If writing kick-started a singularity by making cognition cumulative and selection-driven at civilisational level, then the present danger – the ‘singularity’ as it is commonly referred to in AI safety terms – is a second, narrower change: the migration of optimisation from a diffuse, plural ecology into a system that pursues ends coherently across time, preserves them under pressure, and resists correction. We live in the first state; we may yet transition to the second. Therefore, we require a two-track solution. On the first track, we steer the optimisers we live inside by altering the selection pressures: adjusting incentives; drafting and enforcing standards, policies, and legislation; and enforcing liabilities to price externalities appropriately. On the second track, we pursue classical AI Safety levers: limiting proliferation, dampening frontier development, designing robust safety evaluations, and so forth. In practice, such a programme amounts to governing both the stated objectives of our systems and the selection forces that determine which behaviours win out.

Memetic and biological processes are only loosely coupled. Therefore, we should expect systematic misalignment to arise and persist. Yet, influence is bidirectional. Literacy and numeracy, afforded by writing, altered our developmental trajectories and, in turn, selection pressures for cognitive traits. Just like dairying co-evolved with lactase persistence, urbanisation and global travel changed diseases, and domestication reshaped species (and us). Ideas can make us more or less fit for certain environments, and environmental changes can make memes more or less fit too; there is a closed loop between the biosphere (genes) and the infosphere (memes). On this view, the primary objective of governance should not be intelligence as such, but external aspects of the environment: the goals and structures that determine what is optimised and which cognitive attractors are stable in our psychological and institutional environments.Changing those structures is how we retune selection and development, and, therefore, is the proper target of action.

Conclusions

If this analysis is sound, it reframes worries about an AI crisis as a special case of a larger problem: living under algorithms whose objectives are mis-specified. In my view, the novelty of recent models has distracted from a deeper, older structure of much greater significance. We do not so much inhabit an “Age of AI” as an “Age of Algorithms” whose power to shape action has exceeded our grasp. Therefore, the right practical question is bigger than AI: what objectives are optimised, how are they coupled to the world, and with what externalities? This is good news. This is precisely what behavioural economics considers. We do know how to wrestle with these questions and we have a toolkit.

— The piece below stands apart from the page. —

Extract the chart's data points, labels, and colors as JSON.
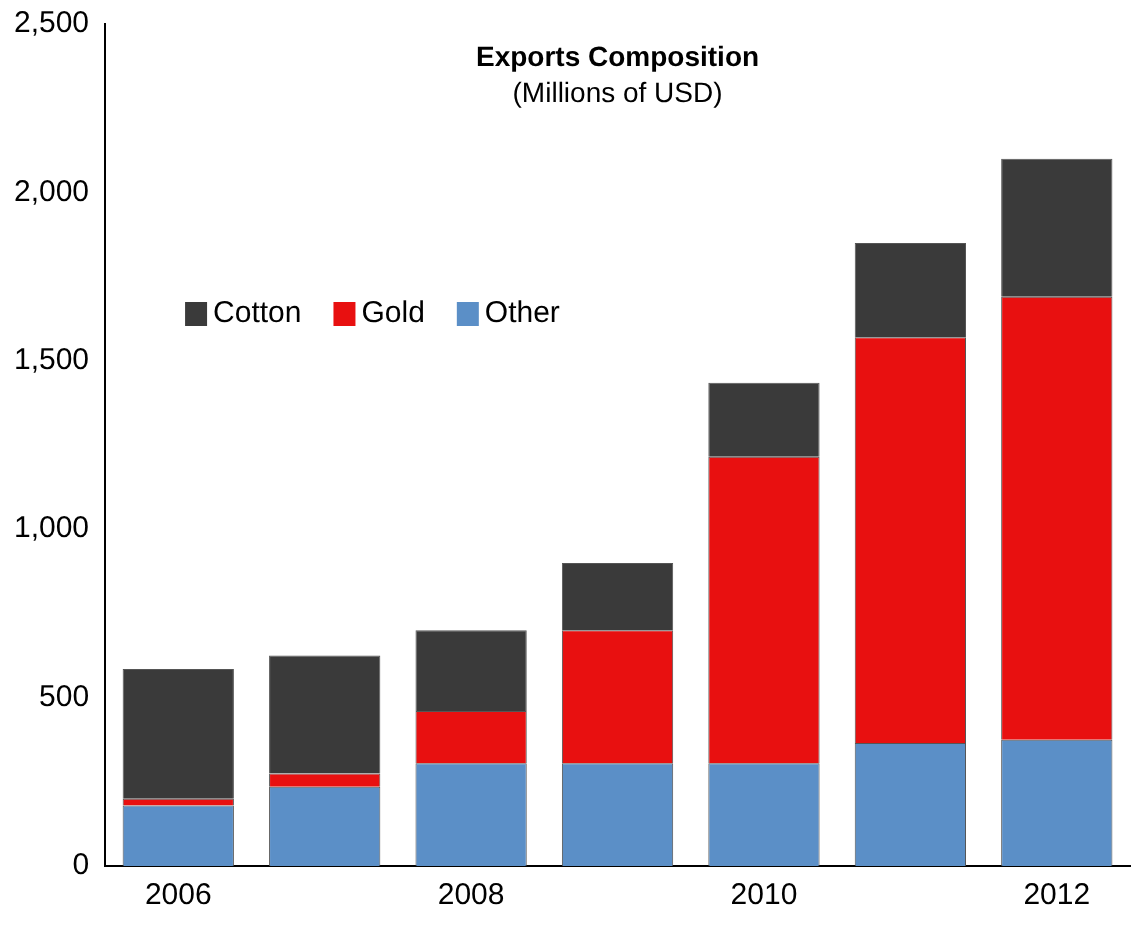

The take-off that matters is the one writing set in motion. The singularity, is not so much about some other awakened mind, but our collective offloading of cognition to external systems which we have now experienced as overnight change, millennia in the making. Our task is to understand and steer the optimiser we already live under, in the memetic terms that make its consequences legible, and to prevent it collapsing into a single, all-consuming entity.